There are many ways that digital transformation fail; when it's treated like an IT project. "We are going Cloud" we often hear. Cloud is just a mechanism, a tool. And we all know, a fool with a tool is still a fool.
Or the shiny new object syndrome. IOT, Cloud, Big Data, AI, again all just tools, that may or may not be applicable for your business. The most important aspect of any Digital Transformation is the people and the process. Are you taking the people along with you? Do you have the right skills? Can you train the people you have? Do you have the right talent?
I used to work for a company where they were convinced that no digital talent resided in the company and it all had to be recruited in and I was told by a VP "the only place where you will find Digital talent is in the US". There was Digital talent in the company, they just hadn't looked and to say the only place in the world where there is digital talent was the US which just incompetence.
With any digital transformation, you must start with a strategy. This isn't about teaching the CEO Twitter, it's have a common aim and purpose, that can then drop down to the department level. What are the blockers? What is the mission? Can that be articulated by the whole Board?

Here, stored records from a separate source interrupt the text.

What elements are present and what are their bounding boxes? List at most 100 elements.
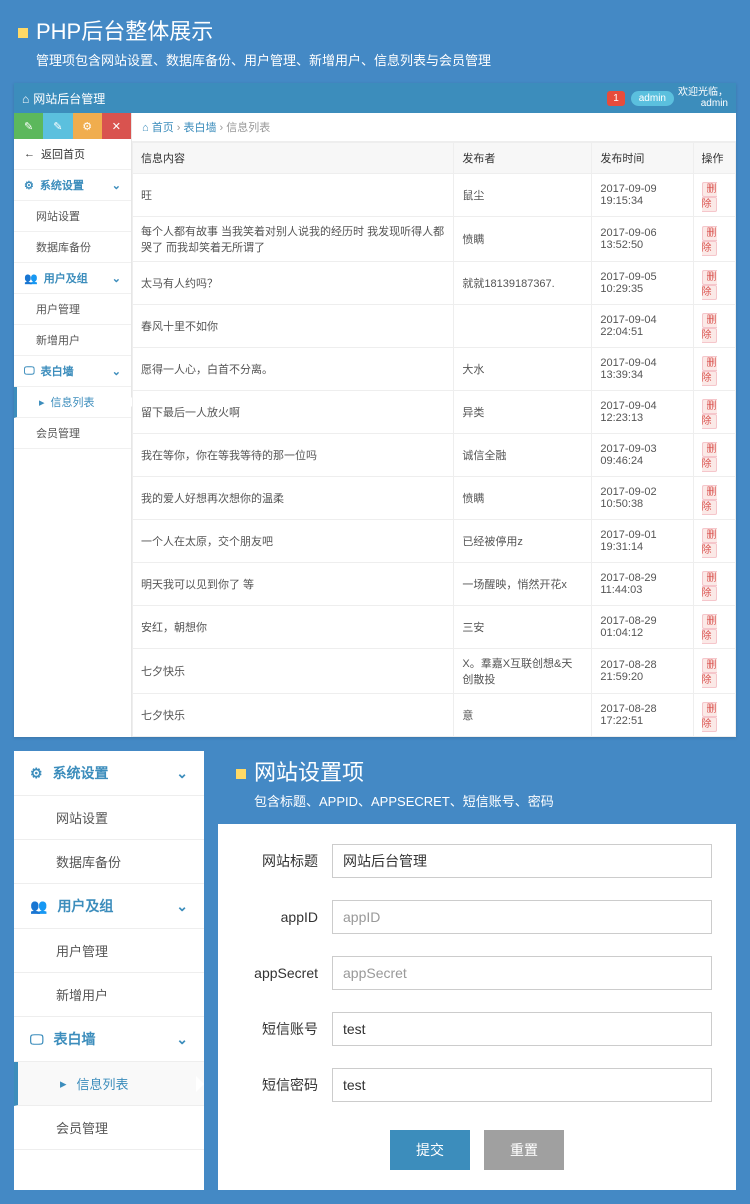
input-sms-account[interactable] bbox=[332, 1012, 712, 1046]
delete-button[interactable]: 删除 bbox=[702, 702, 717, 732]
sidebar-group-users[interactable]: 👥用户及组⌄ bbox=[14, 263, 131, 294]
cell-content: 春风十里不如你 bbox=[133, 305, 454, 348]
label-title: 网站标题 bbox=[242, 851, 332, 871]
section1-sub: 管理项包含网站设置、数据库备份、用户管理、新增用户、信息列表与会员管理 bbox=[0, 50, 750, 83]
sidebar-color-buttons: ✎ ✎ ⚙ ✕ bbox=[14, 113, 131, 139]
cell-time: 2017-09-09 19:15:34 bbox=[592, 174, 693, 217]
cell-user: 大水 bbox=[454, 348, 592, 391]
label-appid: appID bbox=[242, 909, 332, 925]
back-icon: ← bbox=[24, 148, 35, 160]
table-row: 太马有人约吗？就就18139187367.2017-09-05 10:29:35… bbox=[133, 262, 736, 305]
input-site-title[interactable] bbox=[332, 844, 712, 878]
delete-button[interactable]: 删除 bbox=[702, 270, 717, 300]
gear-icon: ⚙ bbox=[30, 765, 43, 782]
input-appid[interactable] bbox=[332, 900, 712, 934]
sb2-site-settings[interactable]: 网站设置 bbox=[14, 796, 204, 840]
header-bar: 网站后台管理 1 admin 欢迎光临， admin bbox=[14, 83, 736, 113]
table-header: 操作 bbox=[693, 143, 735, 174]
red-button[interactable]: ✕ bbox=[102, 113, 131, 139]
sb2-add-user[interactable]: 新增用户 bbox=[14, 973, 204, 1017]
section2-title: 网站设置项 bbox=[218, 751, 736, 791]
cell-content: 旺 bbox=[133, 174, 454, 217]
delete-button[interactable]: 删除 bbox=[702, 571, 717, 601]
cell-content: 太马有人约吗？ bbox=[133, 262, 454, 305]
sidebar: ✎ ✎ ⚙ ✕ ←返回首页 ⚙系统设置⌄ 网站设置 数据库备份 👥用户及组⌄ 用… bbox=[14, 113, 132, 737]
delete-button[interactable]: 删除 bbox=[702, 182, 717, 212]
chevron-down-icon: ⌄ bbox=[112, 365, 121, 378]
table-row: 我在等你，你在等我等待的那一位吗诚信全融2017-09-03 09:46:24 删… bbox=[133, 434, 736, 477]
cell-time: 2017-09-04 13:39:34 bbox=[592, 348, 693, 391]
chevron-down-icon: ⌄ bbox=[176, 898, 188, 915]
sidebar-member-mgmt[interactable]: 会员管理 bbox=[14, 418, 131, 449]
table-header: 发布时间 bbox=[592, 143, 693, 174]
sidebar-info-list[interactable]: ▸信息列表 bbox=[14, 387, 131, 418]
cell-content: 七夕快乐 bbox=[133, 649, 454, 694]
table-row: 春风十里不如你 2017-09-04 22:04:51 删除 bbox=[133, 305, 736, 348]
cell-time: 2017-09-06 13:52:50 bbox=[592, 217, 693, 262]
delete-button[interactable]: 删除 bbox=[702, 226, 717, 256]
input-sms-password[interactable] bbox=[332, 1068, 712, 1102]
admin-tag[interactable]: admin bbox=[631, 91, 674, 106]
sidebar-group-system[interactable]: ⚙系统设置⌄ bbox=[14, 170, 131, 201]
delete-button[interactable]: 删除 bbox=[702, 528, 717, 558]
monitor-icon: 🖵 bbox=[24, 365, 35, 378]
cell-user: 就就18139187367. bbox=[454, 262, 592, 305]
sb2-info-list[interactable]: ▸ 信息列表 bbox=[14, 1062, 204, 1106]
reset-button[interactable]: 重置 bbox=[484, 1130, 564, 1170]
delete-button[interactable]: 删除 bbox=[702, 614, 717, 644]
chevron-down-icon: ⌄ bbox=[176, 1031, 188, 1048]
submit-button[interactable]: 提交 bbox=[390, 1130, 470, 1170]
delete-button[interactable]: 删除 bbox=[702, 485, 717, 515]
cell-time: 2017-09-02 10:50:38 bbox=[592, 477, 693, 520]
sb2-system[interactable]: ⚙系统设置⌄ bbox=[14, 751, 204, 796]
sidebar-add-user[interactable]: 新增用户 bbox=[14, 325, 131, 356]
users-icon: 👥 bbox=[24, 272, 38, 285]
delete-button[interactable]: 删除 bbox=[702, 399, 717, 429]
cell-action: 删除 bbox=[693, 174, 735, 217]
sb2-member-mgmt[interactable]: 会员管理 bbox=[14, 1106, 204, 1150]
cyan-button[interactable]: ✎ bbox=[43, 113, 72, 139]
cell-time: 2017-09-03 09:46:24 bbox=[592, 434, 693, 477]
cell-content: 安红，朝想你 bbox=[133, 606, 454, 649]
orange-button[interactable]: ⚙ bbox=[73, 113, 102, 139]
sb2-users[interactable]: 👥用户及组⌄ bbox=[14, 884, 204, 929]
cell-action: 删除 bbox=[693, 217, 735, 262]
cell-user: 一场醒映，悄然开花x bbox=[454, 563, 592, 606]
sidebar-db-backup[interactable]: 数据库备份 bbox=[14, 232, 131, 263]
sb2-user-mgmt[interactable]: 用户管理 bbox=[14, 929, 204, 973]
sidebar-site-settings[interactable]: 网站设置 bbox=[14, 201, 131, 232]
sidebar2: ⚙系统设置⌄ 网站设置 数据库备份 👥用户及组⌄ 用户管理 新增用户 🖵表白墙⌄… bbox=[14, 751, 204, 1190]
delete-button[interactable]: 删除 bbox=[702, 313, 717, 343]
crumb-mid[interactable]: 表白墙 bbox=[183, 122, 216, 134]
delete-button[interactable]: 删除 bbox=[702, 658, 717, 688]
chevron-down-icon: ⌄ bbox=[112, 272, 121, 285]
cell-content: 七夕快乐 bbox=[133, 694, 454, 737]
sidebar-group-wall[interactable]: 🖵表白墙⌄ bbox=[14, 356, 131, 387]
cell-time: 2017-09-04 22:04:51 bbox=[592, 305, 693, 348]
label-sms-password: 短信密码 bbox=[242, 1075, 332, 1095]
delete-button[interactable]: 删除 bbox=[702, 442, 717, 472]
crumb-home[interactable]: ⌂ 首页 bbox=[142, 122, 174, 134]
cell-content: 愿得一人心，白首不分离。 bbox=[133, 348, 454, 391]
cell-action: 删除 bbox=[693, 520, 735, 563]
delete-button[interactable]: 删除 bbox=[702, 356, 717, 386]
sidebar-back[interactable]: ←返回首页 bbox=[14, 139, 131, 170]
label-appsecret: appSecret bbox=[242, 965, 332, 981]
cell-user bbox=[454, 305, 592, 348]
green-button[interactable]: ✎ bbox=[14, 113, 43, 139]
cell-action: 删除 bbox=[693, 649, 735, 694]
header-title: 网站后台管理 bbox=[22, 90, 607, 107]
main-content: ⌂ 首页 › 表白墙 › 信息列表 信息内容发布者发布时间操作 旺鼠尘2017-… bbox=[132, 113, 736, 737]
welcome-text: 欢迎光临， admin bbox=[678, 87, 728, 109]
cell-user: 诚信全融 bbox=[454, 434, 592, 477]
cell-content: 我在等你，你在等我等待的那一位吗 bbox=[133, 434, 454, 477]
cell-time: 2017-08-29 01:04:12 bbox=[592, 606, 693, 649]
gear-icon: ⚙ bbox=[24, 179, 34, 192]
sb2-wall[interactable]: 🖵表白墙⌄ bbox=[14, 1017, 204, 1062]
cell-action: 删除 bbox=[693, 477, 735, 520]
sidebar-user-mgmt[interactable]: 用户管理 bbox=[14, 294, 131, 325]
input-appsecret[interactable] bbox=[332, 956, 712, 990]
notification-badge[interactable]: 1 bbox=[607, 91, 625, 106]
cell-content: 明天我可以见到你了 等 bbox=[133, 563, 454, 606]
sb2-db-backup[interactable]: 数据库备份 bbox=[14, 840, 204, 884]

And the biggest mistake, one company said to me "we as senior management don't need to understand digital, we have interns to do that". I'm sure it's just a couple of bad quarters, (since that quote that company has posted 2 bad quarters) and the share price had dropped, the share is now a hold, rather than a buy. Coincidence I'm sure.
The reasons why digital initiatives fail are well documented. They include underestimating the complexity of the initiative or lacking consensus on what digital transformation really means. Often officials realize that while they’re busy transforming they still have to run a business, and sometimes, the initiative ends up taking a back seat, says Marty Boos, CIO of event ticket marketplace StubHub.